Account-Level Access
The Karbon API operates at the account level, not the user level. When you authenticate, you are acting on behalf of the entire Karbon account — not as any individual user within it.
This means:
- Actions taken via the API (creating work, updating contacts, recording payments) are not attributed to a specific Karbon user
- The
AccessKeyis tied to your API application and the account it’s connected to, not to any individual’s login - All data visible within that account is accessible regardless of which user would normally see it in the Karbon UI
If your integration needs to attribute actions to a specific person (e.g., setting an assignee on a work item), you pass that user’s email address explicitly in the request body — it is not inferred from the credentials.
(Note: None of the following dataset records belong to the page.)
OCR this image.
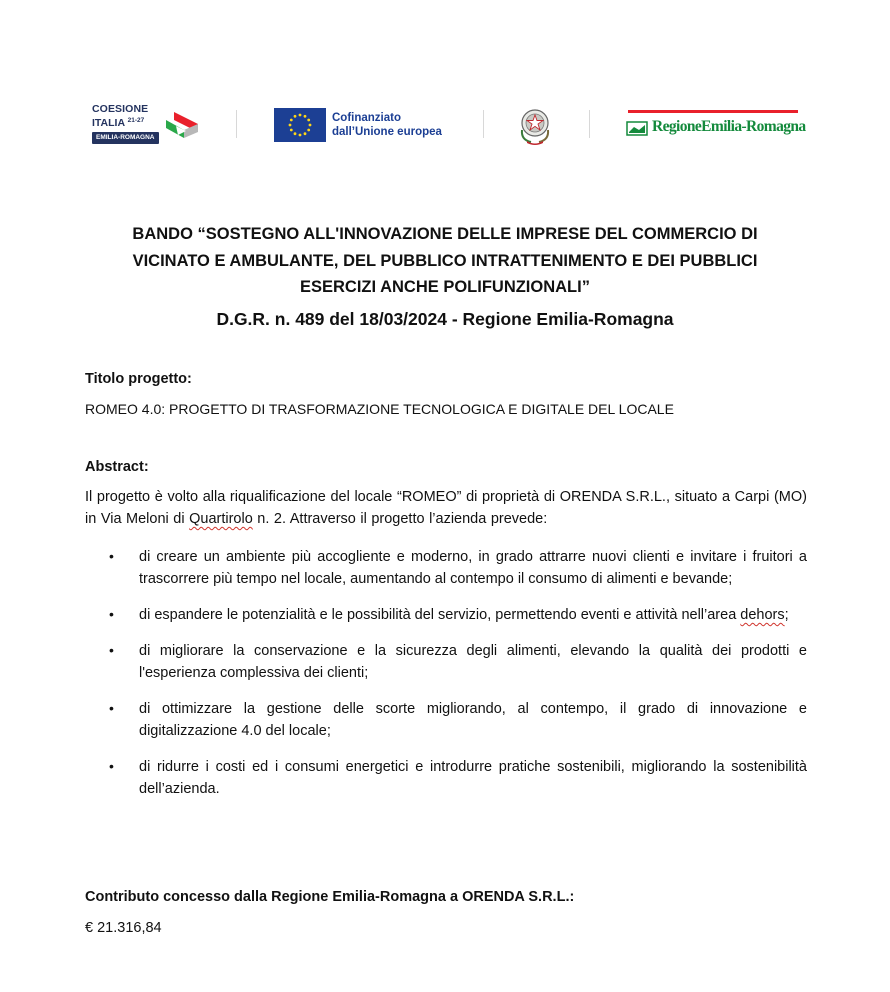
COESIONE
ITALIA $^{21-27}$
EMILIA-ROMAGNA
Cofinanziato
dall’Unione europea	RegioneEmilia-Romagna
BANDO “SOSTEGNO ALL'INNOVAZIONE DELLE IMPRESE DEL COMMERCIO DI
VICINATO E AMBULANTE, DEL PUBBLICO INTRATTENIMENTO E DEI PUBBLICI
ESERCIZI ANCHE POLIFUNZIONALI”
D.G.R. n. 489 del 18/03/2024 - Regione Emilia-Romagna
Titolo progetto:
ROMEO 4.0: PROGETTO DI TRASFORMAZIONE TECNOLOGICA E DIGITALE DEL LOCALE
Abstract:
Il progetto è volto alla riqualificazione del locale “ROMEO” di proprietà di ORENDA S.R.L., situato a Carpi (MO) in Via Meloni di Quartirolo n. 2. Attraverso il progetto l’azienda prevede:
• di creare un ambiente più accogliente e moderno, in grado attrarre nuovi clienti e invitare i fruitori a trascorrere più tempo nel locale, aumentando al contempo il consumo di alimenti e bevande;
• di espandere le potenzialità e le possibilità del servizio, permettendo eventi e attività nell’area dehors;
• di migliorare la conservazione e la sicurezza degli alimenti, elevando la qualità dei prodotti e l'esperienza complessiva dei clienti;
• di ottimizzare la gestione delle scorte migliorando, al contempo, il grado di innovazione e digitalizzazione 4.0 del locale;
• di ridurre i costi ed i consumi energetici e introdurre pratiche sostenibili, migliorando la sostenibilità dell’azienda.
Contributo concesso dalla Regione Emilia-Romagna a ORENDA S.R.L.:
€ 21.316,84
Common Authentication Errors
| Status | Meaning |
|---|---|
401 Unauthorized | Missing or invalid Authorization header or AccessKey |
Rotating Your Access Key
Rotate your Access Key if you suspect it has been compromised, or as part of routine credential hygiene.
- Go to Settings → Connected Apps → API Applications
- Click Manage next to your application
- Click Rotate next to the Access Key field
- A confirmation dialog will appear — click Rotate to confirm
Warning: Rotating your Access Key immediately invalidates the previous key. Any existing API requests using the old key will stop working until you update them with the new value. Make sure you are ready to update all integrations before confirming.
Security Note
Never hard-code credentials in source code. Use environment variables or a secrets manager.